The report also predicts that the global number of unemployed people will rise by about 2.5 million this year. Currently, that number is around 188 million; another 165 million people do not have enough paid work. On top of that are 120 million people have given up looking for work or don’t have access to the labor market, according to the report. Although the global unemployment rate has been mostly stable over the last nine years, there are not enough new jobs being created as the global labor force continues to grow.
“For millions of ordinary people, it’s increasingly diﬃcult to build better lives through work,” ILO Director-General Guy Ryder is quoted as saying in a UN press release.
“Persisting and substantial work-related inequalities and exclusion are preventing them from ﬁnding decent work and better futures. That’s an extremely serious ﬁnding that has profound and worrying implications for social cohesion,” he added, referring to recent protests in countries like Lebanon and Chile.
According to the report, in 2019, more than 630 million people, or about one-fifth of the global working population, lived in poverty, which is defined as making less than $3.20 per day.
"I think that this is an extremely worrying finding," Ryder noted.

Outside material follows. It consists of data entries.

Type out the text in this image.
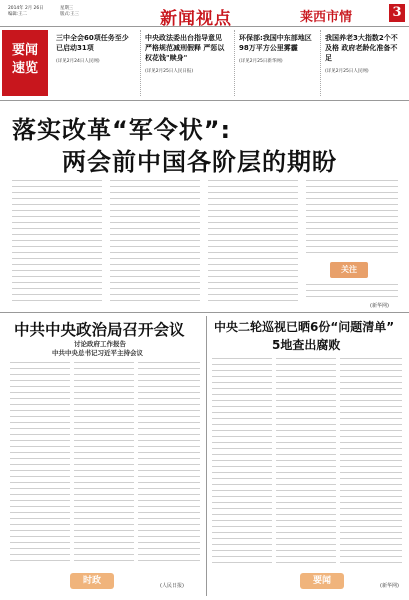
2014年 2月 26日
编辑:王二
星期三
版式:王三	新闻视点	莱西市情	3
要闻速览
三中全会60项任务至少已启动31项
(详见2月24日人民网)
中央政法委出台指导意见严格规范减刑假释 严惩以权花钱"赎身"
(详见2月25日人民日报)
环保部:我国中东部地区98万平方公里雾霾
(详见2月25日新华网)
我国养老3大指数2个不及格 政府老龄化准备不足
(详见2月25日人民网)
落实改革“军令状”:
两会前中国各阶层的期盼
关注
(新华网)
中共中央政治局召开会议
讨论政府工作报告
中共中央总书记习近平主持会议
时政	(人民日报)
中央二轮巡视已晒6份“问题清单”
5地查出腐败
要闻	(新华网)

The report also found that the portion of global national income being allocated to labor decreased from 54% to 51% between 2004 and 2017, and the ILO further warns that increasing trade restrictions and protectionism could greatly affect employment.
However, this change can also be a sign of greater financialization, a sign that market speculation is expanding faster than industrial capital, and thus a portent of trouble to come. A recent report by the US’ Institute for Supply Management recorded the weakest industrial performance in 10 years, and noted that December was the fifth straight month of shrinking industrial activity. As MarketWatch noted, this trend has always preceded a recession.
“Labor underutilization and poor-quality jobs mean our economies and societies are missing out on the potential benefits of a huge pool of human talent,” the report’s lead author, Stefan Kühn, is quoted as saying in a statement. “We will only find a sustainable, inclusive path of development if we tackle these kinds of labor market inequalities and gaps in access to decent work.”